Vascular vegetation: Vegetation gradually increased over time. After 40 years of revegetation, species composition tended toward a relatively balanced state (species number varied between 12 and 14). Among those that established were Artemisia ordosica, and annuals e.g. little lovegrass Eragrostis poaeoides, divaricate bassia Bassia dasyphylla, tickseed Corispermum sp. Russian thistle Salsola rutherica and three-awn-grass Aristida adscensions.

Cryptogam diversity: Within 4–5 years of establishment of sand-binding vegetation, the physical surface structure of the dunes stabilized and microbiotic soil crusts formed, comprising cryptogams such as desert algae and mosses. In the 46 years since establishing sand-binding vegetation, some 24 algal species have been recorded in the crusts. Four years after revegetation two diatoms, Pinularia microstaucon and Hantzchia amphioxys var. capitata and three cyanobacteria, Lyngbya martensiana, Hydrocoleus violacens and Phormidium amblgum occurred in the surface layer of fixed dunes. Twenty years later 14 algae were identified, and 46 years later 24 algal species were found. Algal diversity in microbiotic crust steadily increased with time, but by 38 years the increase in algae slowed and reached its peak, algal cover reaching up to 50–55%.

Like the algae, replanted vegetation promoted the colonization of mosses in the area, but compared with algae, moss species showed little change in diversity overtime. Four years after revegetation, Byum argenteum occurred in crusts in places such as interdune depressions.
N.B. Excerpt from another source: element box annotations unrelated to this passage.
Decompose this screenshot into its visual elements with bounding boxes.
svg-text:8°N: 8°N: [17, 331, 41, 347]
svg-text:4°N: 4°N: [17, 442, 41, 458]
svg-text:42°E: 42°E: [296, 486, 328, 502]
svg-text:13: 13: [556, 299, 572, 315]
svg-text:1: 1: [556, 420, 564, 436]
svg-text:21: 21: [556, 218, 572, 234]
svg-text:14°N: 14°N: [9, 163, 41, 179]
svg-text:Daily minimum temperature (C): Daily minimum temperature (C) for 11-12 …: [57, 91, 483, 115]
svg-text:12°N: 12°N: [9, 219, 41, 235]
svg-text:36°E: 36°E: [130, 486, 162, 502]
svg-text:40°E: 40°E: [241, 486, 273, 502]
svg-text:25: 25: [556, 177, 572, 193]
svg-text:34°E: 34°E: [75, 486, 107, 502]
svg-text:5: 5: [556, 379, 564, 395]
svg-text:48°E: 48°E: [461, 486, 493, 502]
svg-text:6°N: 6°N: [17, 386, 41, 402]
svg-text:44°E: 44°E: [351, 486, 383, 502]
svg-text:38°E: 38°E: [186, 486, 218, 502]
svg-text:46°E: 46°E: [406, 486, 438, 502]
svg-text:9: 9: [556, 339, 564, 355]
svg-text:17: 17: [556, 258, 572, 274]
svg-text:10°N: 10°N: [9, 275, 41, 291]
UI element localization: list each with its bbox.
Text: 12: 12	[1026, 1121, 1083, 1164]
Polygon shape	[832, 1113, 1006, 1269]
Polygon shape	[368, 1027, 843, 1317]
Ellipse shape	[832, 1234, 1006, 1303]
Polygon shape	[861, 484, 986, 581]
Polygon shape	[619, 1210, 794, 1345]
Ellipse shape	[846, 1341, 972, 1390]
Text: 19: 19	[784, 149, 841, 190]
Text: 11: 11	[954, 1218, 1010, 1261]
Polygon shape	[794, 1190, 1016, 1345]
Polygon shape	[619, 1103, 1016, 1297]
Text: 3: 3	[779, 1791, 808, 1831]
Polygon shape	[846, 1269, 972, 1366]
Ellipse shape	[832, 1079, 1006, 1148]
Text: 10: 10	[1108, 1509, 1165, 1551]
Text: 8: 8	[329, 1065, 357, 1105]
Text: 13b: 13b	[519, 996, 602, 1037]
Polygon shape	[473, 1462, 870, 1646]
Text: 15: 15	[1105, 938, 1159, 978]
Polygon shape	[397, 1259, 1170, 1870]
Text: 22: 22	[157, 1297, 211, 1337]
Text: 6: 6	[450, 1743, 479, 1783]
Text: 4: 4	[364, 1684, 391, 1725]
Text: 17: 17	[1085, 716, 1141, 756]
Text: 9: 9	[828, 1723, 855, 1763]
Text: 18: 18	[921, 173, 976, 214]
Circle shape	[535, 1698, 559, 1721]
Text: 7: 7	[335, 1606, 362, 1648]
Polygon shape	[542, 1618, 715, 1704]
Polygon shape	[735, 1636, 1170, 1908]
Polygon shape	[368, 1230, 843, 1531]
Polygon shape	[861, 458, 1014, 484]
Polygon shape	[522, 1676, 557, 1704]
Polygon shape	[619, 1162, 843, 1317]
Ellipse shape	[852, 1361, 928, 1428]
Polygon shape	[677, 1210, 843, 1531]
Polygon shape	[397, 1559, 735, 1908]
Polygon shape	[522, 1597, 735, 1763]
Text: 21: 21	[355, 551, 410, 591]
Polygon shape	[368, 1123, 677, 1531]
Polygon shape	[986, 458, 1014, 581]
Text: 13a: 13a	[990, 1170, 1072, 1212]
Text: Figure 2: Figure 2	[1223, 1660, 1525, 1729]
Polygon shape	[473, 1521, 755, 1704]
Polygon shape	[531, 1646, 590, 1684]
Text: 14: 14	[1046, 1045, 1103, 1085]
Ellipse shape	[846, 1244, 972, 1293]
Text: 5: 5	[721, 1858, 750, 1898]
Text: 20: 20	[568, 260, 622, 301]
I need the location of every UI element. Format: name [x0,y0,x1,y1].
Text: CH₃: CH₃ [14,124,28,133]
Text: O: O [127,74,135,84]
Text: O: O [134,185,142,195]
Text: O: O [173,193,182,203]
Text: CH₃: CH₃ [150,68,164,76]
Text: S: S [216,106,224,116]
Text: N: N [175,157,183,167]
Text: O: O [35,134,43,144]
However, after 46 years of succession, only five moss species occurred in crusts, this less than 50% of the moss species in naturally fixed sand dunes.

Insect diversity: Only 10 common insect species were found in the control site, including the most drought-resistant, heat-resistant and hunger-resistant species, Sternoplax sp. and Anatolica potauivi, owing to the sparse vegetation in the moving sands. As vegetation succession progressed, insect species increased (34 species found in the 20 year old vegetation and 50 in the 46 year old vegetation).

Bird diversity: Eleven bird species were found in the 30 year old vegetation-fixed dune areas in summer, with a density of 21.6 birds/km². The commonest were: red-tailed shrike Lanius cristatus speculigerus and saxaul sparrow Passer ammodendri. In the 42-year-old vegetation, there were 33 bird species, with a density of 18.6 birds/km², including three granivores: rufous turtle dove Streptopelia orientalis, hill pigeon Columba rupestris and collared dove Streptopelia decaocto; commonest species were again saxual sparrow and red-tailed shrikes. In the 46-year-old sand-binding vegetation area, there were 28 species, with a density of 18.9 birds/km². Additional species included oriental greenfinch Carduelis sinica and Pallas' sandgrouse Syrrhaptes paradoxus.

Soil and wind:  Near-surface wind velocity in the 46-year-old vegetation area was reduced by 54% compared with that in the moving dunes; soil organic matter increased from 0.06% in moving dunes to 1.34% in the 46-year-old vegetation area; the main soil nutrients (N, P, K etc.) increased; soil physiochemical properties improved; and soil-forming processes occurred in the dune surface layer.

Conclusions: Planting and establishment of sand-binding vegetation promoted the improvement and restoration of a steppe desert ecosystem.

The restoration initiated successional processes with according increase and changes in cryptogam, vascular plant, insect and bird species diversity. This restoration effort shows the potential over the short-term to influence environmental variables through increasing plant cover via vegetation planting and establishment.